В конце концов только в лесу приходит эта ностальгия по «большим городам», вроде Парижа, с их мягкими вечерами, мечты о долгих серых путешествиях от мегаполиса к мегаполису, и благодаря первобытной невинности лесного здоровья и покоя забываешь, как все они утомительны… Но я говорю себе: «Будь мудр».
Джек Керуак.Биг-Сур
Тортилья определенно удалась. Когда я увидел ее посреди стола среди белоснежных тарелок, над которыми дожидались ужина (и меня)«пилигримы», я пожалел, что над накрытым столом не возвышается бутылка красного вина.

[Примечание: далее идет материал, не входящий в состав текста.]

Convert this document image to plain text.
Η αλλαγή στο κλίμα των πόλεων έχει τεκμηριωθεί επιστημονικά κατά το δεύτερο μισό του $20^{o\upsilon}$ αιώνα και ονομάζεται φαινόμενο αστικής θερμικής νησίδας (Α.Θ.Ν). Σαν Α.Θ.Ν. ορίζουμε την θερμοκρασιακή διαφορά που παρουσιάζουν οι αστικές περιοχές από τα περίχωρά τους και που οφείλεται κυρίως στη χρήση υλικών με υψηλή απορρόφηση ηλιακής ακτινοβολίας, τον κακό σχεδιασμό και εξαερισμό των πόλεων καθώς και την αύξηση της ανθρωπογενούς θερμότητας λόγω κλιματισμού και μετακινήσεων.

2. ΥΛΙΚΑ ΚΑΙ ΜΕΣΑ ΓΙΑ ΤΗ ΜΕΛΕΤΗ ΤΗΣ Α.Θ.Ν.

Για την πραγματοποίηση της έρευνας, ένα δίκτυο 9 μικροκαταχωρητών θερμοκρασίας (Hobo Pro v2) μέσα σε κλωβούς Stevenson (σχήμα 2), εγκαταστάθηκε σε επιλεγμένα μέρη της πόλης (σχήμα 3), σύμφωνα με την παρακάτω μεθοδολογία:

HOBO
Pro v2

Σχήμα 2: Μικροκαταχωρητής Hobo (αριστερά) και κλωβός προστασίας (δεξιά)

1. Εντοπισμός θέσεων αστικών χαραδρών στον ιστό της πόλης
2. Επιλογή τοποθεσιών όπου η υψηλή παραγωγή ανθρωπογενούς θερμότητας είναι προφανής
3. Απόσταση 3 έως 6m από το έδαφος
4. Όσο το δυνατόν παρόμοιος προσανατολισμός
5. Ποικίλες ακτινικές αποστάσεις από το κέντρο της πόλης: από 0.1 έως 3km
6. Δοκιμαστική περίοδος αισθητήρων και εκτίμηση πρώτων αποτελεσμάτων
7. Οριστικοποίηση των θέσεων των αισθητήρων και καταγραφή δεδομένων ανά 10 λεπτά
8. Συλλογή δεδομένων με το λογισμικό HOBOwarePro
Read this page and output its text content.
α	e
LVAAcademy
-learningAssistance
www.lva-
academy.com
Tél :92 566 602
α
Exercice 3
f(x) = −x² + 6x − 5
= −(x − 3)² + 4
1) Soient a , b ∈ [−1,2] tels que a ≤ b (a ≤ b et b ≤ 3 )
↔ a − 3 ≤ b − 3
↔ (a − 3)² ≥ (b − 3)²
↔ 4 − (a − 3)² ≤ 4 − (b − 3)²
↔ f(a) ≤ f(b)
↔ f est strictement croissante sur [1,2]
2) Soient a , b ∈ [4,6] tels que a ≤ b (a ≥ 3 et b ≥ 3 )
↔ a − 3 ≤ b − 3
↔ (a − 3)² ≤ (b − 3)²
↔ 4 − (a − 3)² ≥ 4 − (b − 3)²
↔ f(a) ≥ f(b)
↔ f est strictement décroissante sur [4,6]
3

Сегодня во время нашего длинного пути я пересказывал Хуанме свою работу о радикальной критике цивилизации, а теперь мне показалось, что цивилизация не так уж и плоха. После нескольких дней, когда скатертью была зеленая трава или песчаный пляж, после недели холодных летних ночей в палатке – двухэтажный домик с белоснежной посудой и центральным отоплением, возникший на нашем пути неизвестно откуда у края очередной деревни, так умиротворяет… Эти пять человек, собравшиеся вокруг стола, когда я впервые их увидел вчера, показались мне странными. Они и сейчас кажутся мне не от мира сего и чужими, но этот квадратный стол, стулья, посуда и тортилья из вчерашней картошки и яиц неожиданно делают этих людей моими братьями и сестрами. Ужин – это таинство, тайная вечеря, и, кажется, благодатью наполнено все вокруг. Я сажусь за стол с прямой спиной и складываю руки вместе, на секунду прикрывая глаза. Жаль, что среди нас нет ни одного религиозного человека и никто не прочитает молитву – сейчас это было бы так уместно…
Мария словно прочитала мои мысли о вине, сообщила, что у нее болят мышцы ног, и попросила у Йенса немного виски (сегодня он рассказал, что у него в рюкзаке имеется совсем немного «for the long rainy day»[2]). Чуть позже и я сообщил, что сейчас принесу ягер[3], бутылочку которого купил еще в Duty free на случай долгого дождливого дня, и у меня есть два повода ее открыть: во‑первых, я – русский; во‑вторых, сегодня я начал писать.
Я разлил ягер на четыре стакана и удивился, что его так мало (бутылочка стоимостью в 2 евро была пуста, напиток едва прикрывал донышко каждого из стаканов). Еще немного, и мы объявили, наконец, долгий дождливый день и разлили виски. Этого все равно недостаточно, чтобы даже едва захмелеть, но сегодняшний вечер, безветренный закат, шпиль древней церкви и квадратный стол с белоснежной посудой определенно требуют жертвоприношения, ритуала, причастия. Я рад, что все происходит именно так. И что эти люди, странные, чужие люди, половину слов которых я не понимаю, внезапно становятся мне братьями и сестрами, напоминая о том, что у нас когда-то были общие прародители.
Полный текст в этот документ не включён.